Ironically, I wrote much of the same advice I’m about to mention two and a half years ago (before the Iowa incident occurred) HERE. If you’re a coach or personal trainer:
- Do not have your athletes do insane workouts without gradually familiarizing them with it first. For example, let’s say you want them to do four sets of 20 rep squats with a load equal to their own body weight. Have them do one set of 20 the first week, two sets the second week, three sets the third week, and four sets the fourth week. Or, have them do four sets of 20 with 25% body weight the first week, 50% body weight the second, 75% the third, and 100% body weight loads the fourth.
- Ease athletes into any new methodology or exercise. This goes for cardio, HIIT, endurance, max strength, power, and speed work.
- Do not use exercise as punishment. Prescribe the amount that you planned for (training sessions should be planned) and no more. Feel free to do less though depending on athlete biofeedback.
- Don’t start off your season with 2X/days practices. Start off the first week with one session per day and ramp up to two per day the following week.
- Don’t assume that your athletes stayed conditioned over the off-season or during breaks, or that they performed “homework” exercise as prescribed.
- Listen to athletes and clients – if they feel like something is wrong or “off” during the training session, they’re probably right.
- Build your athletes and clients up gradually.
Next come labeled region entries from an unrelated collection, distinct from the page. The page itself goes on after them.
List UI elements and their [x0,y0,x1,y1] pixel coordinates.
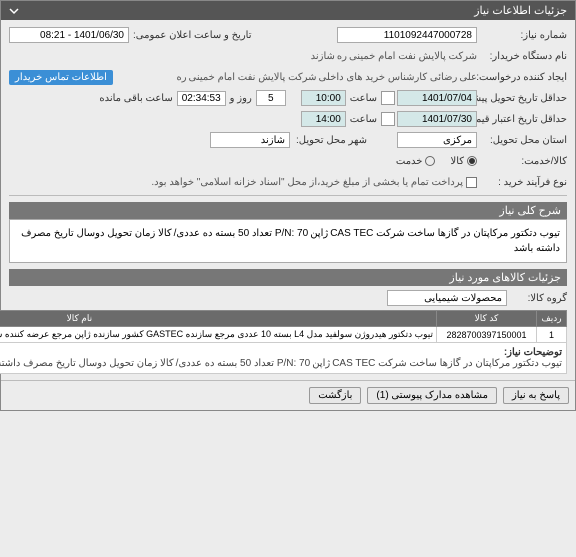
back-button[interactable]: بازگشت [309,387,361,404]
divider [9,195,567,196]
place-value: مرکزی [397,132,477,148]
cell-n: 1 [537,327,567,343]
col-row-no: ردیف [537,311,567,327]
goods-radio[interactable] [467,156,477,166]
attachments-button[interactable]: مشاهده مدارک پیوستی (1) [367,387,497,404]
req-no-field: 1101092447000728 [337,27,477,43]
validity-date: 1401/07/30 [397,111,477,127]
announce-field: 1401/06/30 - 08:21 [9,27,129,43]
extra-label: توضیحات نیاز: [504,347,562,358]
buy-type-text: پرداخت تمام یا بخشی از مبلغ خرید،از محل … [151,177,463,188]
group-label: گروه کالا: [507,293,567,304]
table-header-row: ردیف کد کالا نام کالا واحد شمارش تعداد /… [0,311,567,327]
service-radio[interactable] [425,156,435,166]
items-header: جزئیات کالاهای مورد نیاز [9,269,567,286]
deadline-date: 1401/07/04 [397,90,477,106]
goods-service-label: کالا/خدمت: [477,156,567,167]
calendar-icon-2[interactable] [381,112,395,126]
validity-time-label: ساعت [350,114,377,125]
goods-radio-label: کالا [450,156,464,167]
buy-type-checkbox[interactable] [466,177,477,188]
table-row: 1 2828700397150001 تیوب دتکتور هیدروژن س… [0,327,567,343]
col-code: کد کالا [437,311,537,327]
table-extra-row: توضیحات نیاز: تیوب دتکتور مرکاپتان در گا… [0,343,567,374]
time-remaining: 02:34:53 [177,91,226,106]
calendar-icon[interactable] [381,91,395,105]
collapse-icon[interactable] [9,6,19,16]
deadline-time: 10:00 [301,90,346,106]
validity-label: حداقل تاریخ اعتبار قیمت تا تاریخ: [477,114,567,125]
contact-badge[interactable]: اطلاعات تماس خریدار [9,70,113,85]
col-name: نام کالا [0,311,437,327]
footer: پاسخ به نیاز مشاهده مدارک پیوستی (1) باز… [1,380,575,410]
remain-label: ساعت باقی مانده [99,93,172,104]
desc-header: شرح کلی نیاز [9,202,567,219]
need-details-panel: جزئیات اطلاعات نیاز شماره نیاز: 11010924… [0,0,576,411]
validity-time: 14:00 [301,111,346,127]
panel-header: جزئیات اطلاعات نیاز [1,1,575,20]
group-value: محصولات شیمیایی [387,290,507,306]
form-body: شماره نیاز: 1101092447000728 تاریخ و ساع… [1,20,575,380]
service-radio-label: خدمت [396,156,423,167]
days-remaining: 5 [256,90,286,106]
buy-type-label: نوع فرآیند خرید : [477,177,567,188]
panel-title: جزئیات اطلاعات نیاز [474,4,567,17]
desc-text: تیوب دتکتور مرکاپتان در گازها ساخت شرکت … [9,219,567,263]
day-label: روز و [230,93,252,104]
announce-label: تاریخ و ساعت اعلان عمومی: [133,30,252,41]
place-label: استان محل تحویل: [477,135,567,146]
items-table: ردیف کد کالا نام کالا واحد شمارش تعداد /… [0,310,567,374]
creator-value: علی رضائی کارشناس خرید های داخلی شرکت پا… [113,72,477,83]
buyer-org-value: شرکت پالایش نفت امام خمینی ره شازند [311,51,477,62]
deadline-time-label: ساعت [350,93,377,104]
cell-name: تیوب دتکتور هیدروژن سولفید مدل L4 بسته 1… [0,327,437,343]
extra-text: تیوب دتکتور مرکاپتان در گازها ساخت شرکت … [0,358,562,369]
req-no-label: شماره نیاز: [477,30,567,41]
cell-code: 2828700397150001 [437,327,537,343]
city-label: شهر محل تحویل: [296,135,367,146]
reply-button[interactable]: پاسخ به نیاز [503,387,569,404]
city-value: شازند [210,132,290,148]
creator-label: ایجاد کننده درخواست: [477,72,567,83]
buyer-org-label: نام دستگاه خریدار: [477,51,567,62]
deadline-label: حداقل تاریخ تحویل پیشنهاد: [477,93,567,104]
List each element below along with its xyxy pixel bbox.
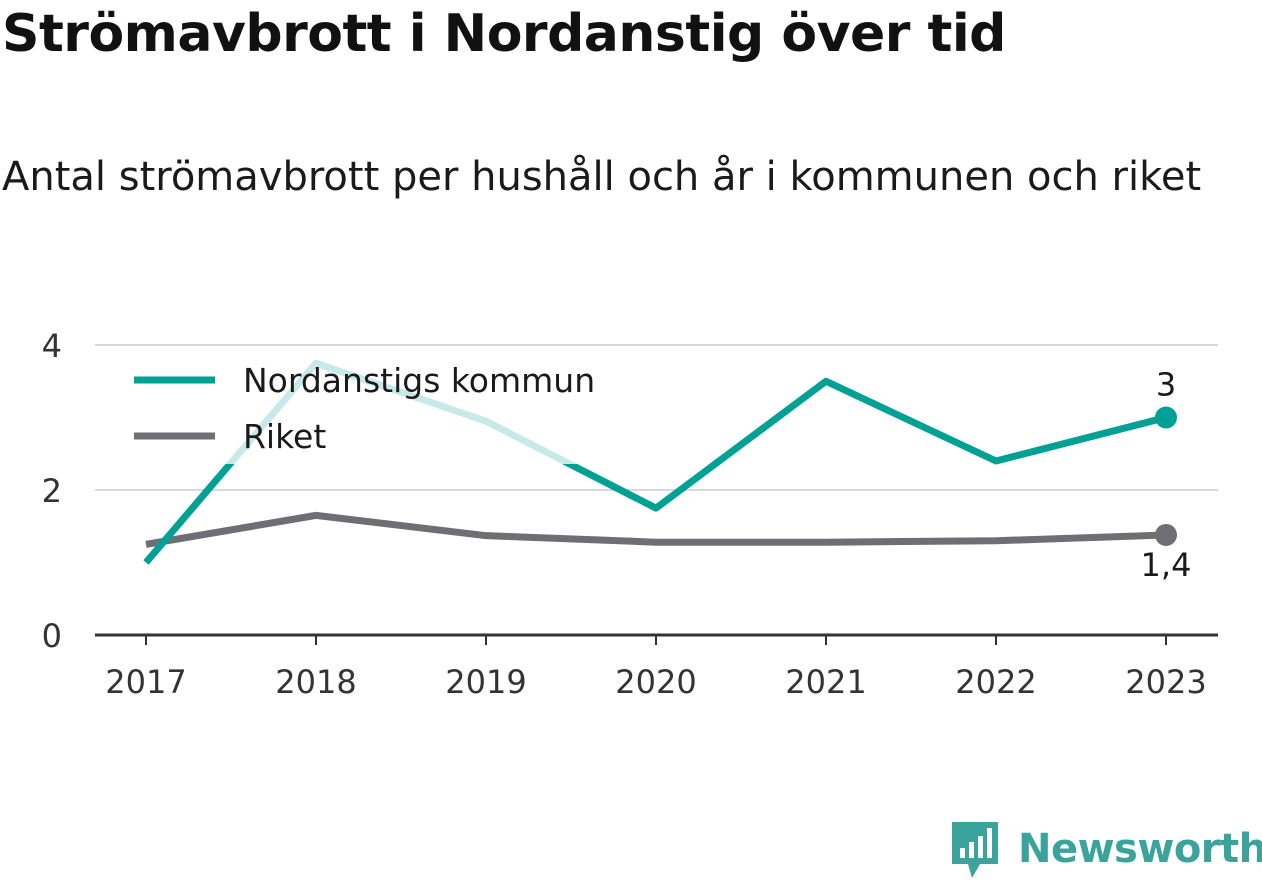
x-tick-label: 2022	[955, 663, 1036, 701]
newsworthy-logo-icon	[952, 822, 998, 878]
x-axis-ticks: 2017 2018 2019 2020 2021 2022 2023	[105, 635, 1207, 701]
y-tick-label: 0	[42, 617, 62, 655]
y-tick-label: 4	[42, 327, 62, 365]
end-labels: 31,4	[1141, 366, 1192, 584]
chart-title: Strömavbrott i Nordanstig över tid	[2, 4, 1006, 64]
x-tick-label: 2021	[785, 663, 866, 701]
x-tick-label: 2020	[615, 663, 696, 701]
x-tick-label: 2017	[105, 663, 186, 701]
x-tick-label: 2019	[445, 663, 526, 701]
end-value-label: 1,4	[1141, 546, 1192, 584]
y-axis-ticks: 0 2 4	[42, 327, 62, 655]
y-tick-label: 2	[42, 472, 62, 510]
legend-background	[128, 352, 633, 464]
x-tick-label: 2018	[275, 663, 356, 701]
newsworthy-logo: Newsworthy	[950, 818, 1262, 880]
legend: Nordanstigs kommun Riket	[128, 352, 633, 464]
end-point-marker	[1155, 523, 1177, 546]
legend-label: Nordanstigs kommun	[243, 361, 595, 400]
end-value-label: 3	[1156, 366, 1176, 404]
legend-label: Riket	[243, 417, 326, 456]
series-line-riket	[145, 511, 1167, 548]
chart-subtitle: Antal strömavbrott per hushåll och år i …	[2, 154, 1202, 200]
end-point-marker	[1155, 406, 1177, 429]
x-tick-label: 2023	[1125, 663, 1206, 701]
brand-name: Newsworthy	[1018, 826, 1262, 872]
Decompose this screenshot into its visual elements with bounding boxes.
Don’t be overzealous and push them too hard too soon.
- Make sure you can rationalize your programming. There’s nothing wrong with just doing 3 sets of 5-10 rep squats with heavier loads; most sports don’t require 60 seconds of non-stop squatting (or push-up) endurance.
- Pay attention to the eccentric component to your programming as it takes a greater toll on the muscles than the concentric component.
- Small muscle groups can get compartment syndrome and isolation movements can trigger ER. Don’t assume that “smaller” movements aren’t dangerous – biceps, triceps, and ab exercises have each shown to produce incredibly high CK levels following damaging workouts.
- Crazy eccentric workouts can cause so much damage that it takes over a month to return to baseline strength levels.
- Excessive damage is overrated and causes stagnation. Err on the side of caution.
- Some athletes are more prone to muscle damage than others – it’s your job to learn this about your athletes and adjust programs accordingly.
- High-rep resistance training and high-rep plyometrics appear to be the most risky forms of exercise for ER; higher than heavier training and endurance training.
- Before ever prescribing a workout, do the workout yourself.
- Educate players about ER so they know to report symptoms right away.
I’ll leave you with a quote from the late, great Dr. Mel Siff:
To me, the sign of a really excellent routine is one which places great demands on the athlete, yet produces progressive long-term improvement without soreness, injury or the athlete ever feeling thoroughly depleted. Any fool can create a program that is so demanding that it would virtually kill the toughest Marine or hardiest of elite athletes, but not any fool can create a tough program that produces progress without unnecessary pain.